But operatives in both parties are preparing for the possibility that Kaine and Allen will face each other. And each side expects a race that will be influenced by the candidate who will be atop the ballot: President Obama.
Republicans have made it clear that they would seek to make Virginia’s Senate race a referendum on Obama’s policies, betting that Kaine’s service at the DNC will serve as a drag on his campaign.
“He has been the loudest cheerleader for the stimulus, for the health-care bill, for all the spending and taxing that has been going on,” said Brian Walsh, a spokesman for the National Republican Senatorial Committee.
As a result, Walsh said, “the rhetorically moderate profile that Tim Kaine tried to craft as governor has been laid bare by his tenure at the DNC the last two years.”
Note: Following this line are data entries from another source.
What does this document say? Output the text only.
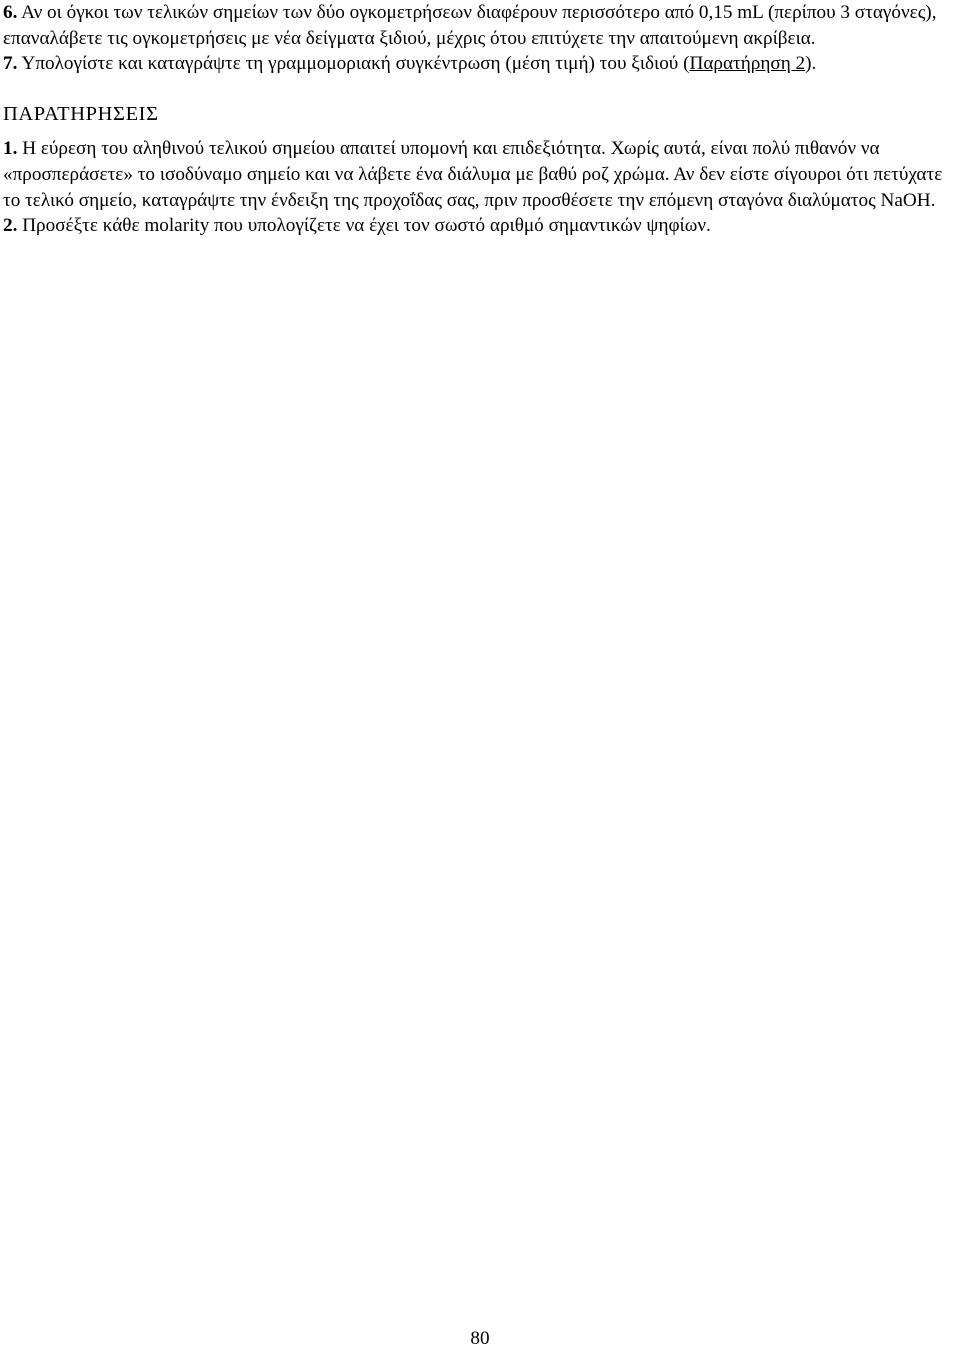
6. Αν οι όγκοι των τελικών σημείων των δύο ογκομετρήσεων διαφέρουν περισσότερο από 0,15 mL (περίπου 3 σταγόνες), επαναλάβετε τις ογκομετρήσεις με νέα δείγματα ξιδιού, μέχρις ότου επιτύχετε την απαιτούμενη ακρίβεια.

7. Υπολογίστε και καταγράψτε τη γραμμομοριακή συγκέντρωση (μέση τιμή) του ξιδιού (Παρατήρηση 2).

ΠΑΡΑΤΗΡΗΣΕΙΣ

1. Η εύρεση του αληθινού τελικού σημείου απαιτεί υπομονή και επιδεξιότητα. Χωρίς αυτά, είναι πολύ πιθανόν να «προσπεράσετε» το ισοδύναμο σημείο και να λάβετε ένα διάλυμα με βαθύ ροζ χρώμα. Αν δεν είστε σίγουροι ότι πετύχατε το τελικό σημείο, καταγράψτε την ένδειξη της προχοΐδας σας, πριν προσθέσετε την επόμενη σταγόνα διαλύματος NaOH.

2. Προσέξτε κάθε molarity που υπολογίζετε να έχει τον σωστό αριθμό σημαντικών ψηφίων.

80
Having won Virginia in 2008 — the first Democrat in 40 years to do so — Obama will again lavish attention and resources on the state in 2012. Democrats expect that the effort will drive their voters to the polls and help propel their Senate candidate to victory.
Rep. Gerald E. Connolly (D-Va.) said that having Obama atop the ticket will be a net positive for Kaine — a benefit that Democrats didn’t have last year, when three of their congressional incumbents lost seats.
“We are going to have almost double the turnout we had last year,” Connolly said. “That’s an entirely different electorate.”
Whichever argument prevails, both parties anticipate a hard-fought contest that will be a magnet for national attention — and cash.
In their 2006 matchup, when Allen, the incumbent, lost to Webb, the two spent more than $20 million combined. Operatives in both parties estimate that Kaine and Allen would easily top $30 million in 2012, and that doesn’t include many millions that would be spent in the state by national party organizations, outside interest groups and the presidential campaigns.
From the right, much of that money would be aimed at painting Kaine as a standard-issue liberal.
Would the charge stick?
In a column in Roll Call on Tuesday, Rothenberg Political Report editor Stuart Rothenberg wrote that “it’s far from clear that [Kaine] is still the political powerhouse that he once was, or that some apparently assume he still is.” After having worked to develop a reputation as a centrist, Rothenberg said, now “Kaine can be easily defined by Republicans as a partisan and easily linked to the president.”